Nikki Haley made one of the few real blunders of the GOP primary season when she was asked at a New Hampshire town hall, “What was the cause of the United States Civil War?” For a Republican, this shouldn’t be a tough question. The Republican Party was founded mostly to oppose slavery. But Haley equivocated, in rather weird fashion:
The cause of the deadliest conflict in American history, she said, was “basically how government was gonna run—the freedoms and what people could and couldn’t do.”
She went on: “We need to make sure that we do all things so that individuals have the liberties so that they can have freedom of speech, freedom of religion, freedom to do or be anything they want to be without government getting in the way.”
That would be a more plausible explanation of the causes of the Revolutionary War than the Civil War.

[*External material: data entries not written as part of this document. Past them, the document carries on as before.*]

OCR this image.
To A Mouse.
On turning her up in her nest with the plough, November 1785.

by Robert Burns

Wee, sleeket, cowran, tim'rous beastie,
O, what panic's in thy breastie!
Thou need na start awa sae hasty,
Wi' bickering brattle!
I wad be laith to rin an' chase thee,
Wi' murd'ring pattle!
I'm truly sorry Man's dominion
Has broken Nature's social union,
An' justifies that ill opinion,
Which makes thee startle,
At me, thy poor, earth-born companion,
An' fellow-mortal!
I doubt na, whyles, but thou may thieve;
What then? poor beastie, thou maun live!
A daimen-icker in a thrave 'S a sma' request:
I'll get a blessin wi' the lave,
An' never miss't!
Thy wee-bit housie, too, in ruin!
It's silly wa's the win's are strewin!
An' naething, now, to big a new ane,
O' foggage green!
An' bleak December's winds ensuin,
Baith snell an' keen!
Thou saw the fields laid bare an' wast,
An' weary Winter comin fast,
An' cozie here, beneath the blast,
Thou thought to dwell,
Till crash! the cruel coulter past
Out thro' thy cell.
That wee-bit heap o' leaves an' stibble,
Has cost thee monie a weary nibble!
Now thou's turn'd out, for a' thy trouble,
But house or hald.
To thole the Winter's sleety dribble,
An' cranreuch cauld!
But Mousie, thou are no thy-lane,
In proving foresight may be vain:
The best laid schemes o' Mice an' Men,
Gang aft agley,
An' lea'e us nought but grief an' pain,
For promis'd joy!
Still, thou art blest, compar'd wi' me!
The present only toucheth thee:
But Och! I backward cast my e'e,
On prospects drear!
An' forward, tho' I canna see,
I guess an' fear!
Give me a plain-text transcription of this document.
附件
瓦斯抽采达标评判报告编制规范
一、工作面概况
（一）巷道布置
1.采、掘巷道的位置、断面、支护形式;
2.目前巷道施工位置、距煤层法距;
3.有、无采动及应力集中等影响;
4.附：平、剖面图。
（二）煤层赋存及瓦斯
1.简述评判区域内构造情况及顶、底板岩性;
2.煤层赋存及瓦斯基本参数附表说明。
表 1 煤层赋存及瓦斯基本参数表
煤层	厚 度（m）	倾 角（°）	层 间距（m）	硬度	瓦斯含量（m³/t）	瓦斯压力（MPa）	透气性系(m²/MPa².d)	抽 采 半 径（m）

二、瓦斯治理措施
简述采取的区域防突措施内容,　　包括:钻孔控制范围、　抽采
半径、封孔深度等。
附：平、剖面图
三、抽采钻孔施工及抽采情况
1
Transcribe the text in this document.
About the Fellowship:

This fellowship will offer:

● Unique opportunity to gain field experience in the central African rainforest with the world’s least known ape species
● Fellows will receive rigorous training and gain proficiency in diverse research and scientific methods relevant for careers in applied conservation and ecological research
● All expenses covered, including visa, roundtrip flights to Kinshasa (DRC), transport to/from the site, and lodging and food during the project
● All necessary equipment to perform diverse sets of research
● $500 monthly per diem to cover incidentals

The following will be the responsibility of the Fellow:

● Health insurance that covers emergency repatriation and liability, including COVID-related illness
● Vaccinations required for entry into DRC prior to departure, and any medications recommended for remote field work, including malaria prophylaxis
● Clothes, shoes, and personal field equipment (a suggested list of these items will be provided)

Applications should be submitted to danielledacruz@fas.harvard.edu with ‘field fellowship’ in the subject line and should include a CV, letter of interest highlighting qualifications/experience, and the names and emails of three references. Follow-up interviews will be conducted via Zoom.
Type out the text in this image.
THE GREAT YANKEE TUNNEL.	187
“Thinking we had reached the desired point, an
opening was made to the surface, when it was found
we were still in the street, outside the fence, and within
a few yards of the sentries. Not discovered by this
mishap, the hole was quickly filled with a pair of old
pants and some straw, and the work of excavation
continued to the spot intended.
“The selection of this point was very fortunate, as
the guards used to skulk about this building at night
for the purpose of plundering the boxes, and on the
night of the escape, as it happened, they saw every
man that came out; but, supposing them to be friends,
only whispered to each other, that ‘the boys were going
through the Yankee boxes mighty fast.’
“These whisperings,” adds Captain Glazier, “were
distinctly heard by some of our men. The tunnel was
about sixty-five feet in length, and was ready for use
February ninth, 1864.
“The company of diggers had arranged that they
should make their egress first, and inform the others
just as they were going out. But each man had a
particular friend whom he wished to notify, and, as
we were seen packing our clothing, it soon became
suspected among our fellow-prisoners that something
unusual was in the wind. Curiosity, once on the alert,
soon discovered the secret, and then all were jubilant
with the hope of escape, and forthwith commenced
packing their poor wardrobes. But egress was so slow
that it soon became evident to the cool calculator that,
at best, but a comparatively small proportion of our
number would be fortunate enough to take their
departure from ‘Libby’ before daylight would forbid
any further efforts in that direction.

To talk about the origins of the Civil War without mentioning slavery–when someone in the audience followed up, Haley responded, “What do you want me to say about slavery?”–seems inexplicable, especially to us northerners.
Haley’s bad moment may simply indicate that she isn’t as good on the stump, as quick on her feet, as she needs to be. Maybe that is all there is to it. But I suspect there is another element: a longstanding Southern conviction, in many quarters, that the War Between the States was not about slavery.
Most northerners are not tuned into this, but that theme persists in the South. One of my brothers lives in North Carolina, and some years ago he told me about an encounter with an employee at his local post office. He was mailing someone a book on the Civil War, and got into a conversation about it with the postal employee. “Well you know,” she said confidentially, “that war wasn’t about slavery.” That attitude may be delusional, but it isn’t hard to understand why many southerners, steeped in regional history, prefer to adopt it.
So maybe Nikki Haley is just inept on the stump. But she isn’t randomly inept. She grew up in South Carolina and served as governor of that state. She is well acquainted with the nuances of belief in the southern states. And I suspect that even today, she saw it as problematic to assert unreservedly that slavery was the cause of the Civil War. If so, it was a serious misjudgment–certainly in New Hampshire!–and it does cast reasonable doubt on Haley’s strength as a presidential candidate.